In short, though, this free noncommercial app (available initially in the Android format) is being produced by a core team of 20 scholars, digital storytellers, new media producers, historians and archaeologists. The nonfiction content -- including geolocated video reenactments, historical photos and texts taken directly from the vetted documentation -- is meant to help provide a richer and more fulfilling experience for visitors to the National Historic Site.
The fort has more than 2 million artifacts in its collection, but most of those are kept in warehouses, unavailable to the site's 1 million annual visitors. Besides the archaeological items, gathered from more than 50 years of excavations, boxes of documents, drawings and assorted historical records also help to reveal the fascinating and multicultural history of the place, once dubbed the "New York of the Pacific."

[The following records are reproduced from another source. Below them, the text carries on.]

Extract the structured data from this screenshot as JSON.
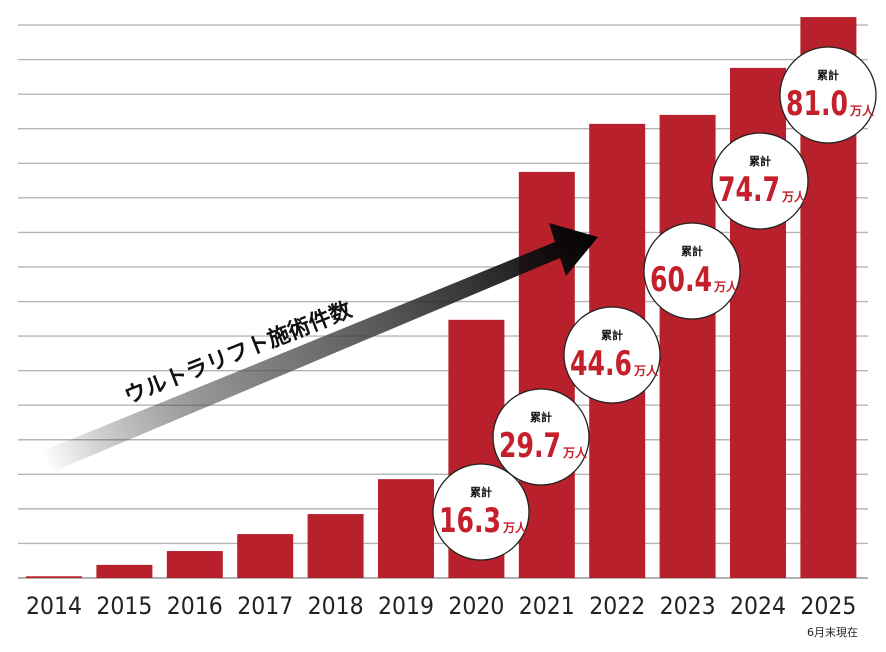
{
  "chart_data": {
    "type": "bar",
    "title": "",
    "xlabel": "",
    "ylabel": "",
    "categories": [
      "2014",
      "2015",
      "2016",
      "2017",
      "2018",
      "2019",
      "2020",
      "2021",
      "2022",
      "2023",
      "2024",
      "2025"
    ],
    "values_in_gridline_units": [
      0.05,
      0.38,
      0.78,
      1.27,
      1.85,
      2.86,
      7.47,
      11.75,
      13.14,
      13.4,
      14.76,
      16.23
    ],
    "ylim_gridline_units": [
      0,
      16
    ],
    "y_axis_labels_shown": false,
    "grid": true,
    "bar_color": "#b8202b",
    "trend_label": "ウルトラリフト施術件数",
    "cumulative_annotations": [
      {
        "year": "2020",
        "label": "累計",
        "value": "16.3",
        "unit": "万人"
      },
      {
        "year": "2021",
        "label": "累計",
        "value": "29.7",
        "unit": "万人"
      },
      {
        "year": "2022",
        "label": "累計",
        "value": "44.6",
        "unit": "万人"
      },
      {
        "year": "2023",
        "label": "累計",
        "value": "60.4",
        "unit": "万人"
      },
      {
        "year": "2024",
        "label": "累計",
        "value": "74.7",
        "unit": "万人"
      },
      {
        "year": "2025",
        "label": "累計",
        "value": "81.0",
        "unit": "万人"
      }
    ],
    "footnote": "6月末現在"
  }
}
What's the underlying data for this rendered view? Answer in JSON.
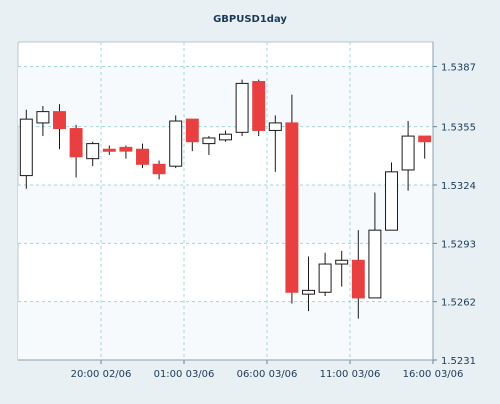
{
  "chart_data": {
    "type": "candlestick",
    "title": "GBPUSD1day",
    "ylim": [
      1.5231,
      1.54
    ],
    "y_ticks": [
      "1.5387",
      "1.5355",
      "1.5324",
      "1.5293",
      "1.5262",
      "1.5231"
    ],
    "x_ticks": [
      {
        "index": 4.5,
        "label": "20:00 02/06"
      },
      {
        "index": 9.5,
        "label": "01:00 03/06"
      },
      {
        "index": 14.5,
        "label": "06:00 03/06"
      },
      {
        "index": 19.5,
        "label": "11:00 03/06"
      },
      {
        "index": 24.5,
        "label": "16:00 03/06"
      }
    ],
    "candles": [
      {
        "open": 1.5329,
        "high": 1.5364,
        "low": 1.5322,
        "close": 1.5359
      },
      {
        "open": 1.5357,
        "high": 1.5366,
        "low": 1.535,
        "close": 1.5363
      },
      {
        "open": 1.5363,
        "high": 1.5367,
        "low": 1.5343,
        "close": 1.5354
      },
      {
        "open": 1.5354,
        "high": 1.5356,
        "low": 1.5328,
        "close": 1.5339
      },
      {
        "open": 1.5338,
        "high": 1.5347,
        "low": 1.5334,
        "close": 1.5346
      },
      {
        "open": 1.5343,
        "high": 1.5345,
        "low": 1.534,
        "close": 1.5342
      },
      {
        "open": 1.5344,
        "high": 1.5345,
        "low": 1.5338,
        "close": 1.5342
      },
      {
        "open": 1.5343,
        "high": 1.5346,
        "low": 1.5333,
        "close": 1.5335
      },
      {
        "open": 1.5335,
        "high": 1.5337,
        "low": 1.5327,
        "close": 1.533
      },
      {
        "open": 1.5334,
        "high": 1.5361,
        "low": 1.5333,
        "close": 1.5358
      },
      {
        "open": 1.5359,
        "high": 1.5359,
        "low": 1.5342,
        "close": 1.5347
      },
      {
        "open": 1.5346,
        "high": 1.535,
        "low": 1.534,
        "close": 1.5349
      },
      {
        "open": 1.5348,
        "high": 1.5353,
        "low": 1.5347,
        "close": 1.5351
      },
      {
        "open": 1.5352,
        "high": 1.538,
        "low": 1.535,
        "close": 1.5378
      },
      {
        "open": 1.5379,
        "high": 1.538,
        "low": 1.535,
        "close": 1.5353
      },
      {
        "open": 1.5353,
        "high": 1.5361,
        "low": 1.5331,
        "close": 1.5357
      },
      {
        "open": 1.5357,
        "high": 1.5372,
        "low": 1.5261,
        "close": 1.5267
      },
      {
        "open": 1.5266,
        "high": 1.5286,
        "low": 1.5257,
        "close": 1.5268
      },
      {
        "open": 1.5267,
        "high": 1.5288,
        "low": 1.5265,
        "close": 1.5282
      },
      {
        "open": 1.5282,
        "high": 1.5289,
        "low": 1.527,
        "close": 1.5284
      },
      {
        "open": 1.5284,
        "high": 1.53,
        "low": 1.5253,
        "close": 1.5264
      },
      {
        "open": 1.5264,
        "high": 1.532,
        "low": 1.5264,
        "close": 1.53
      },
      {
        "open": 1.53,
        "high": 1.5336,
        "low": 1.53,
        "close": 1.5331
      },
      {
        "open": 1.5332,
        "high": 1.5358,
        "low": 1.5321,
        "close": 1.535
      },
      {
        "open": 1.535,
        "high": 1.535,
        "low": 1.5338,
        "close": 1.5347
      }
    ],
    "colors": {
      "up_body": "#ffffff",
      "down_body": "#e84040",
      "outline": "#1a1a1a",
      "grid": "#a8d4d8",
      "plot_bg": "#ffffff",
      "shade_bg": "#f7fafc",
      "frame_bg": "#e9f0f4",
      "title": "#1a3a5a",
      "axis_text": "#1a3a5a"
    },
    "grid": true
  }
}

This project will explore mobile technology as way to not only bring such information out of storage but also to wield that digital content in an effort to create an immersive and interactive environment for visitors.
Funding to date includes: a 2011-2012 National Endowment for the Humanities Digital Start-Up Grant, a 2011 Historical Promotion Grant from the Clark County Commissioners, a 2010 Research Grant from Washington State University Vancouver, a 2010 Historical Promotion Grant from the Clark County Commissioners and a contribution from WSU Vancouver's Creative Media and Digital Culture program.